ON THE TRACE OF PHOTOGRAPHY
The revered photographic historian Beaumont Newhall once said that “everybody writes, but there are very few writers; everybody takes photographs, but there are very few photographers”. With that statement, he eloquently described the all-pervasiveness of one of the 20th century’s newest artistic mediums – photography. Today with the advent of digital technology, Newhall’s summation on photography’s accessibility is more relevant than ever.
All pervasive, photographs record everything yet fail to reveal anything to us except perhaps a trace of our memories. Incredibly though, we still want to believe in the evidence which the photographic image presents to us regardless of our persuasions. I love the fact that photography describes everything in minute detail, yet consistently fails to tell us anything about that which it portrays. And yet it is this evidential quality specific to photographic images which we respond to. It is this quality of the photograph – its perceived veracity to load the viewer with “facts” – that I find fascinating and which I have continuously exploited in my photographic work.
I believe painting to be more real when it comes to description – imagine a scene in which the wind is playing through the leaves of olive trees in a grove; the constant changing of the olive leaves scumbling to blue and back to olive again as they twist on the currents of the breeze blowing over and around them. A painter such as Cezanne could describe this action far more satisfactorily to me rather than the still of the photograph of the same scene recorded perhaps at 250th of a second shutter speed. With the painting, we are presented with an unfolding of time contrary to a photographic image of the same scene frozen as it were, as a fraction of what we actually can see.
This is not at all a bad thing, just an observation of the differences of the medium. It presents to the artist however, a contradiction which clearly can be exploited. Man Ray’s bent on this phenomenon is summed up in his famous quote “I paint what I cannot photograph, and I photograph what I cannot paint.” This is the mind of the artist at work; exploiting the most suitable medium at hand to present an idea for the audience to consider.

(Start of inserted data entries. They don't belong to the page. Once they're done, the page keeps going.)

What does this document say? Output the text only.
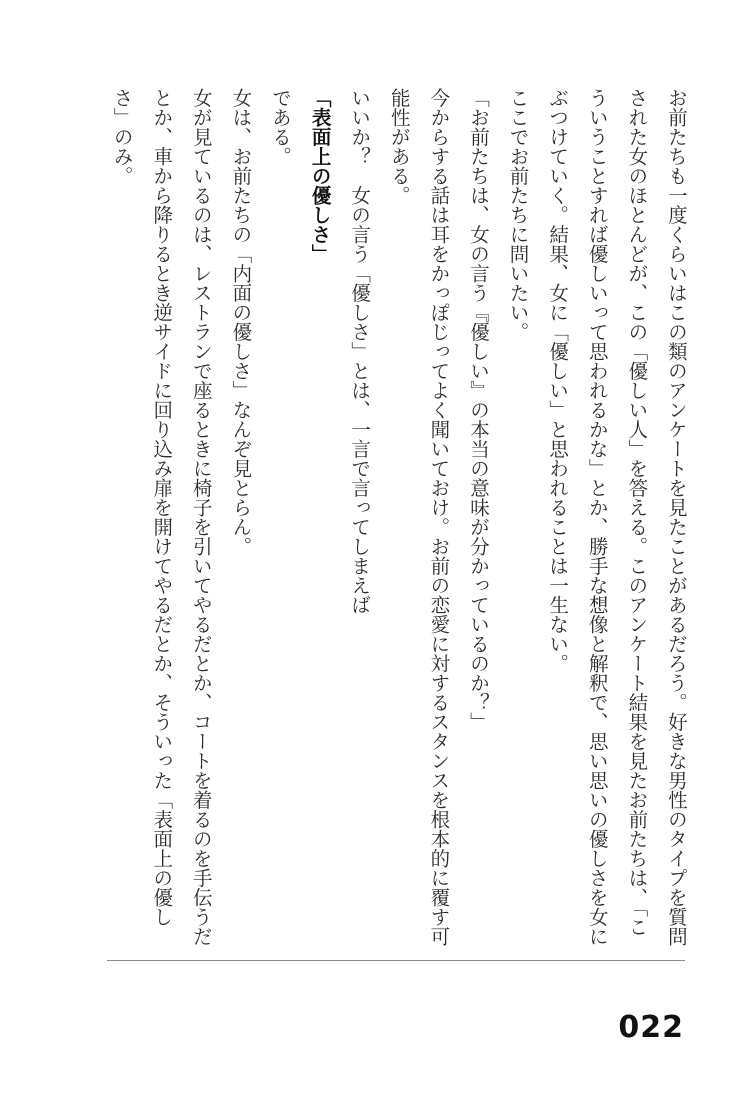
お前たちも一度くらいはこの類のアンケートを見たことがあるだろう。好きな男性のタイプを質問された女のほとんどが、この「優しい人」を答える。このアンケート結果を見たお前たちは、「こういうことすれば優しいって思われるかな」とか、勝手な想像と解釈で、思い思いの優しさを女にぶつけていく。結果、女に「優しい」と思われることは一生ない。

ここでお前たちに問いたい。

「お前たちは、女の言う『優しい』の本当の意味が分かっているのか？」

今からする話は耳をかっぽじってよく聞いておけ。お前の恋愛に対するスタンスを根本的に覆す可能性がある。

いいか？　女の言う「優しさ」とは、一言で言ってしまえば

「表面上の優しさ」

である。

女は、お前たちの「内面の優しさ」なんぞ見とらん。

女が見ているのは、レストランで座るときに椅子を引いてやるだとか、コートを着るのを手伝うだとか、車から降りるとき逆サイドに回り込み扉を開けてやるだとか、そういった「表面上の優しさ」のみ。

022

When considering my overall production of my art work, I’m struck by just how consistently layered with information these pieces are. But they present a different layer than that represented by a painting. The Immaculate Projections (series 1991 and 1994) for instance are an exploration of collective memory using art reproductions anamorphically projected over the figure and recorded on film, thereby creating a third dislocated, yet familiar character almost repulsive and like a B grade movie still, yet eerily beautiful, familiar and visually compelling.
To further exploit this seductive photographic quality, the images have been printed with colour, specifically rich and detailed, but with soft backgrounds and lit as you would a film noir movie. I have adopted a similar approach of production with the “Strange Attractors”, however in this case the layers have been achieved physically through the sandwiching of details of 19th and 20th century paintings with details of recorded popular culture from newspapers, television, advertising, icons etc thereby creating still a third persona yet more commodified. Recognizing this quality, I have further reinforced their impact by the sheer volume of their production. With its total sum edited to collectively wallpapered an entire space. Presented wall to wall and floor to ceiling, the Attractors affront the viewer in a similar way to displays in electrical goods stores with a myriad of televisions all stacked up and turned on to individual channels. The end result is one that is very watchable perhaps but indigestible when seen en masse.
Photographs are a record of a conjunction of events, but by the very nature of their specific construction, each piece is a rendering of reflected light. At the end of the day, photography is artist’s medium, the artists use everything at their disposal to create their work – like some forms of sculpture, photographers reduce while painters add, printers embellish their medium but like writers we all edit our production for a clarity of idea. I applied initially to art school so I could draw and sculpt… the irony is not lost on me that I now make work about photography and I write but my inspiration comes from life experiences, my teaching and conversations with my students - Gavin Blake.